All of this means bad news for anyone hoping for a big, bold sequel release in the near future. Fans are accusing Rockstar of milking GTA V - and without any solid new elements announced for the PS5 re-release, they're starting to get impatient. All the YouTube comments on the release trailer are roughly the same impatient banter: here we go again? But the studio is unlikely to take a chance on a new installment while Los Santos continues to entice fans. In fact, some fans crave GTA Online's map expansion before anything else, and the decision to separate GTA V from Online in the next generation opens up the possibility of continuing that world indefinitely. Cole predicts a ten-year gap between V and the next major release - setting a possible release date of late 2023.

For now, we have the cannibalization of the city in GTA V. What it has gained in the process is "soul," says Jordan, 28, who has been playing the series since its 2D incarnation in the 1990s. "And I don't mean the artificial life the developers have created to fill the streets, but the soul present thanks to millions of players. Every imaginable age, race and background plays this game because it offers something for everyone."

"Want to treat it as a crime simulator and make millions? No problem.
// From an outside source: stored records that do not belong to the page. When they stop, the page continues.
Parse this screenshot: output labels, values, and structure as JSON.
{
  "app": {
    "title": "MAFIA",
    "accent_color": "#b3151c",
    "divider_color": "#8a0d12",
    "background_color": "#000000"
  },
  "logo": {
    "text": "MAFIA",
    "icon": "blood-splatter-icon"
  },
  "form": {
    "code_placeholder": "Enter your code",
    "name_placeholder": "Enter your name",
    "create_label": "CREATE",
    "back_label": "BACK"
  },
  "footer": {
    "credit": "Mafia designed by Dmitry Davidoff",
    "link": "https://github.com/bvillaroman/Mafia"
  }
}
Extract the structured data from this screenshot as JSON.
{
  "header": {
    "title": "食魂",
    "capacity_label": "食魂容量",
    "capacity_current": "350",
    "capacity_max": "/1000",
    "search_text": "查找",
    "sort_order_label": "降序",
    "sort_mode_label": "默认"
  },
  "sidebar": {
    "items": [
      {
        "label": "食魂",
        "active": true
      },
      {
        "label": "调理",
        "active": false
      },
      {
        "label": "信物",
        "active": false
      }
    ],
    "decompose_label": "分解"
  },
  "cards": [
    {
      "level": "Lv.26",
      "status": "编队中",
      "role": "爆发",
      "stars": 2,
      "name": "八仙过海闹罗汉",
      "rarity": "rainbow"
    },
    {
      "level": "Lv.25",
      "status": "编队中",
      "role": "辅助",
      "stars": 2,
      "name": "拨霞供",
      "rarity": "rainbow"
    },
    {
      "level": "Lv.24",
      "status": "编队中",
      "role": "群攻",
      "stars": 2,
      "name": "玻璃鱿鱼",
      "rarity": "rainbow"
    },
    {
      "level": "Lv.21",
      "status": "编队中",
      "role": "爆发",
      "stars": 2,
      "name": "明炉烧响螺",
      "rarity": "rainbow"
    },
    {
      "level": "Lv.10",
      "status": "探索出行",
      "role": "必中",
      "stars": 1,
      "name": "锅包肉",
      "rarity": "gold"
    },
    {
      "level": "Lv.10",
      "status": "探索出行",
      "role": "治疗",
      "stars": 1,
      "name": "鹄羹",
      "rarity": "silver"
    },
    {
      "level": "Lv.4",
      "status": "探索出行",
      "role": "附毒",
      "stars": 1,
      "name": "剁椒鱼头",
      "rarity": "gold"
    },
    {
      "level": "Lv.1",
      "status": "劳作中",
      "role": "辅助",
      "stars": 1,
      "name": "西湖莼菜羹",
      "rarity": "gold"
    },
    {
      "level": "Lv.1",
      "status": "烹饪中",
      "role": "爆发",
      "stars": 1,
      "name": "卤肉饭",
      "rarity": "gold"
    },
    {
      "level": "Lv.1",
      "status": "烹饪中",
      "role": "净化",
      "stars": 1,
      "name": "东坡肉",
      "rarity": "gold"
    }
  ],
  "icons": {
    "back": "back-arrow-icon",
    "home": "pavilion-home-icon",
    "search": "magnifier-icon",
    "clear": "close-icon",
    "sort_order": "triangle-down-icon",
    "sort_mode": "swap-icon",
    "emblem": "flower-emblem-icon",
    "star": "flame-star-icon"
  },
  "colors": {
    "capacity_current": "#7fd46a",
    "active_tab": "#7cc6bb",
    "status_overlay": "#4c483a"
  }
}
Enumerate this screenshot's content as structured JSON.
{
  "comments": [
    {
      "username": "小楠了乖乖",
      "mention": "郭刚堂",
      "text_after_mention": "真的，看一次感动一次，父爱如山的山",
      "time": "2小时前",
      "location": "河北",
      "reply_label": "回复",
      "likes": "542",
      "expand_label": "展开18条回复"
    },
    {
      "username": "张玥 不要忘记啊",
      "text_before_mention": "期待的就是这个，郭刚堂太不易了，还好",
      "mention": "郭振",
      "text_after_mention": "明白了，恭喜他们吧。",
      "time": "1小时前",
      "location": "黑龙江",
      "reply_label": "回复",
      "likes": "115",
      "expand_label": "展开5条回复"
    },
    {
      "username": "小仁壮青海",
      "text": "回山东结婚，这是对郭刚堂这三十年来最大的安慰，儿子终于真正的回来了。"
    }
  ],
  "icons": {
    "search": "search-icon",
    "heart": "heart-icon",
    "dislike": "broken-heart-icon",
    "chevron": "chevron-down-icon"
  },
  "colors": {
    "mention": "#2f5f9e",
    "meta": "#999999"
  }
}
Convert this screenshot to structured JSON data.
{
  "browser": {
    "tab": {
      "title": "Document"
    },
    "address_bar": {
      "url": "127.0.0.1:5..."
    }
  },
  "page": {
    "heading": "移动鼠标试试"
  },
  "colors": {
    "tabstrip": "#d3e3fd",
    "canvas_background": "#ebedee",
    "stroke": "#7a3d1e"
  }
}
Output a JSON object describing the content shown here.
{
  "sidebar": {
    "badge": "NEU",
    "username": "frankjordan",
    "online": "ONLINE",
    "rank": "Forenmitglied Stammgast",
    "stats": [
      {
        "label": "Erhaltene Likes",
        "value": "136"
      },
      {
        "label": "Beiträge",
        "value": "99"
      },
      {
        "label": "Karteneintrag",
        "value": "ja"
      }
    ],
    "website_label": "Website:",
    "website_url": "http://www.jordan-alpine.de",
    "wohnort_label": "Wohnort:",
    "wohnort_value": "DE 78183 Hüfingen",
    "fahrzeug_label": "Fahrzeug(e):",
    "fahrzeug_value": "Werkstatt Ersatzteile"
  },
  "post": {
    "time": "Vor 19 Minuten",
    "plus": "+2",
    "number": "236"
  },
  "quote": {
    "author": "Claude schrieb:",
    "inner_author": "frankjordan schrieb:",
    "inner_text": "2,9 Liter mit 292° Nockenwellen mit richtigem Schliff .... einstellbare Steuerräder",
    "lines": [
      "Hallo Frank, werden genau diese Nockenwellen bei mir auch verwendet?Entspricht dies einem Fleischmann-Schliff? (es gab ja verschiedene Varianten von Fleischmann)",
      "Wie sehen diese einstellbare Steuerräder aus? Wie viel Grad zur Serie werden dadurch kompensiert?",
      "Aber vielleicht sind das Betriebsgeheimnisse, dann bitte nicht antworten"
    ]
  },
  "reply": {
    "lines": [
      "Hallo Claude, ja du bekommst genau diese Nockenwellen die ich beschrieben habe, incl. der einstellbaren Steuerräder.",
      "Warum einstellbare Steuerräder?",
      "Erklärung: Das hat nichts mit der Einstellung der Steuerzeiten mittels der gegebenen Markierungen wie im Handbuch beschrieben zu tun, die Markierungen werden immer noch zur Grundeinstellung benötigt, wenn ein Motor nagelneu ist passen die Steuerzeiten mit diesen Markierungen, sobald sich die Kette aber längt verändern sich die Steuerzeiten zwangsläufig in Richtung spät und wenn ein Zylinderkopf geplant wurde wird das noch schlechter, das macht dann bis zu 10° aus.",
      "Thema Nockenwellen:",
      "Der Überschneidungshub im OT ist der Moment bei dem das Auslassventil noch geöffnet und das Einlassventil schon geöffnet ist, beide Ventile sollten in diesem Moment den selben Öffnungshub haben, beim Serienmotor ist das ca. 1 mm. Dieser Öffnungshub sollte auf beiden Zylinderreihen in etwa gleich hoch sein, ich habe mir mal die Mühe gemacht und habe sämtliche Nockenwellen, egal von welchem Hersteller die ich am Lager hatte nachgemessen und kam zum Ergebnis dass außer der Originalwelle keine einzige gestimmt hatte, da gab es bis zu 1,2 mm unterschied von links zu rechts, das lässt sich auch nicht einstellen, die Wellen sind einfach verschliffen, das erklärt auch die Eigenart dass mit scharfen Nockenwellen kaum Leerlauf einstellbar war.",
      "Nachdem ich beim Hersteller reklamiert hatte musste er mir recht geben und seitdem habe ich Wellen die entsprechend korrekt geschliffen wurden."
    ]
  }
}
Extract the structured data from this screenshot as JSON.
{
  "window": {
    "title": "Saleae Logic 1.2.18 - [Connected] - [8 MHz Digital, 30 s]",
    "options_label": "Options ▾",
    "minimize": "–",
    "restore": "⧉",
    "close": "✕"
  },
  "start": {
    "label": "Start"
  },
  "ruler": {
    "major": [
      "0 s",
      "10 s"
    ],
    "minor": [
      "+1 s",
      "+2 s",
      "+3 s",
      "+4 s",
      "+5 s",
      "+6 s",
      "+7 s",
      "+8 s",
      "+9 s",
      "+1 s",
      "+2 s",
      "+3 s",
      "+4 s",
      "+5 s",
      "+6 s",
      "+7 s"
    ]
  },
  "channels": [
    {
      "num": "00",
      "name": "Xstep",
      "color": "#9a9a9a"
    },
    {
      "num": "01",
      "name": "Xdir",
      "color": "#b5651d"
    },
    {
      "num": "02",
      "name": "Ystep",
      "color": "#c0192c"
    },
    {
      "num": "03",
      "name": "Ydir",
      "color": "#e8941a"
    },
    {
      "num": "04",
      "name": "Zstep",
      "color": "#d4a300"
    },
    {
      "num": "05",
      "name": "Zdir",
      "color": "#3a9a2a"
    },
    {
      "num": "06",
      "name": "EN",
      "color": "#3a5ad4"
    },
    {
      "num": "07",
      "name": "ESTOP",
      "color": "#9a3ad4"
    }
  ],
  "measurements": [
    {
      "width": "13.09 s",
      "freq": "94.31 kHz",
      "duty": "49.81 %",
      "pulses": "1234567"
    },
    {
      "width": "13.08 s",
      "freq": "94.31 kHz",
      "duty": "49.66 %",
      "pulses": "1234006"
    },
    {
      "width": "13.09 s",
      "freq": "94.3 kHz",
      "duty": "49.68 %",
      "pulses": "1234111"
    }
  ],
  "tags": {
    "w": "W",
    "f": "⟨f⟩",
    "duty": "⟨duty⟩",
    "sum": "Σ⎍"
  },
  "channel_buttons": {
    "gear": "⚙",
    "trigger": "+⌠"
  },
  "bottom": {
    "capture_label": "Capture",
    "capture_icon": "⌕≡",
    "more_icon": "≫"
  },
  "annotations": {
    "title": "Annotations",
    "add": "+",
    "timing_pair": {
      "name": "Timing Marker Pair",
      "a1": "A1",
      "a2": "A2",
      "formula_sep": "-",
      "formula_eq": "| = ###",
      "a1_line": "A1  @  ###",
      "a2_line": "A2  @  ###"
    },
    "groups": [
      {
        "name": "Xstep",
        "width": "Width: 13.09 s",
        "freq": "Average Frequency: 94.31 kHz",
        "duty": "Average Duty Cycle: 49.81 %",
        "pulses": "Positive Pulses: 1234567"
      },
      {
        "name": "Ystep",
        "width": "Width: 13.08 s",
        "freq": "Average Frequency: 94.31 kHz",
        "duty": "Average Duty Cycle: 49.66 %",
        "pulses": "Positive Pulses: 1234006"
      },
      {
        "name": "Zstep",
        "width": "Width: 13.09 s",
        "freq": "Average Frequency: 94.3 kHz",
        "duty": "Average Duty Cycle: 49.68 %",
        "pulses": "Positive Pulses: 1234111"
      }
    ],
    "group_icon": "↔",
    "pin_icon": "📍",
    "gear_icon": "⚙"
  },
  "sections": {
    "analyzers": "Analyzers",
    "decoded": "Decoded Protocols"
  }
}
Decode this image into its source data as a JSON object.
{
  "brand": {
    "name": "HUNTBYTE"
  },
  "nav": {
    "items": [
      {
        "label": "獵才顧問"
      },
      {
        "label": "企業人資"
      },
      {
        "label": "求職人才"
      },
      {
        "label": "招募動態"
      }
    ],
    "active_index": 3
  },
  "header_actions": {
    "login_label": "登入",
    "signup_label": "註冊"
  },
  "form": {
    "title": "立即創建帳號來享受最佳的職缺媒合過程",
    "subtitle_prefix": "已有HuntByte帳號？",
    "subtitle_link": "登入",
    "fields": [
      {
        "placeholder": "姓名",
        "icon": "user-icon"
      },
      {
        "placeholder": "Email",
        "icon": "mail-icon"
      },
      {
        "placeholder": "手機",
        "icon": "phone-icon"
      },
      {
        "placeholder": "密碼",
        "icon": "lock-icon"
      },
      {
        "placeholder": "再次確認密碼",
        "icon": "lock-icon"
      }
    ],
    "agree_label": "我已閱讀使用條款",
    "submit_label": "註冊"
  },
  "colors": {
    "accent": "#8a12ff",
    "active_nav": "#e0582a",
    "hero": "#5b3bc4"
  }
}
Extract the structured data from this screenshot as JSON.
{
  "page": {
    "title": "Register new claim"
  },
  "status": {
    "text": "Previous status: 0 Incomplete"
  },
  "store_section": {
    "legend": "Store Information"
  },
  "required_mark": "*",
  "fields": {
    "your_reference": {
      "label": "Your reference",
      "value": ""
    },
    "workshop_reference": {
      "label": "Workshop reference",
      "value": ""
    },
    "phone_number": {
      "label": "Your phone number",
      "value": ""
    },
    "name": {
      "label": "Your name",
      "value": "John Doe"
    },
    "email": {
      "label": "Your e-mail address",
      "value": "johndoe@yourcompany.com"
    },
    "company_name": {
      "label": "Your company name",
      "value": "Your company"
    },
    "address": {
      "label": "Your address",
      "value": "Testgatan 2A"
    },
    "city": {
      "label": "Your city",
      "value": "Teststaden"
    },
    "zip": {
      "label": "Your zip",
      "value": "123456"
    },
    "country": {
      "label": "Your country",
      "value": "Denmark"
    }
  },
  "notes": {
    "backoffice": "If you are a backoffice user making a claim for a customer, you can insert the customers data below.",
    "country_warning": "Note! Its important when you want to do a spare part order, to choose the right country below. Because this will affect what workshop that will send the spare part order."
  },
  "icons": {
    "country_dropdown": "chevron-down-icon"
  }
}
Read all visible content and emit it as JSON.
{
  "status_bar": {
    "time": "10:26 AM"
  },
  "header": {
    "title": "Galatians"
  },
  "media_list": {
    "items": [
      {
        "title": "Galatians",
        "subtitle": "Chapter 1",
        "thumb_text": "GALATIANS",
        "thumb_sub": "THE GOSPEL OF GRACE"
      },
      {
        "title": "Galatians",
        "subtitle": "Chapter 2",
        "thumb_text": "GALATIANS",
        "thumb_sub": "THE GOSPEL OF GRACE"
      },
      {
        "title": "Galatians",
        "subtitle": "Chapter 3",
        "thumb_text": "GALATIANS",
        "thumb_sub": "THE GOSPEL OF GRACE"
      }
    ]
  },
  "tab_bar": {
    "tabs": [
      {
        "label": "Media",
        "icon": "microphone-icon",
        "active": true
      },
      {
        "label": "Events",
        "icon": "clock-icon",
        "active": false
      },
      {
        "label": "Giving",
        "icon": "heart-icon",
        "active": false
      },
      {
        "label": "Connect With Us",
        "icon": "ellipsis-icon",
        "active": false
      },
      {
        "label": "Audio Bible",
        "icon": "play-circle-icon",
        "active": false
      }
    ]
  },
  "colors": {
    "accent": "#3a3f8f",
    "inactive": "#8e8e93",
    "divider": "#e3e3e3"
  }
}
Want to be directionless, jump in after work and unload by jumping off of Mount Chiliad and massacring a bunch of NPCs? Be my guest. Want to play by yourself and pretend you're the star of GTA 6? Easy. Want to connect with complete strangers, make real life connections and give yourself your own direction and purpose in the game? You can do it, and that's what I recommend everyone do to make GTA Online the best online game ever: use your imagination and creativity to take advantage of the freedom the game has always given us."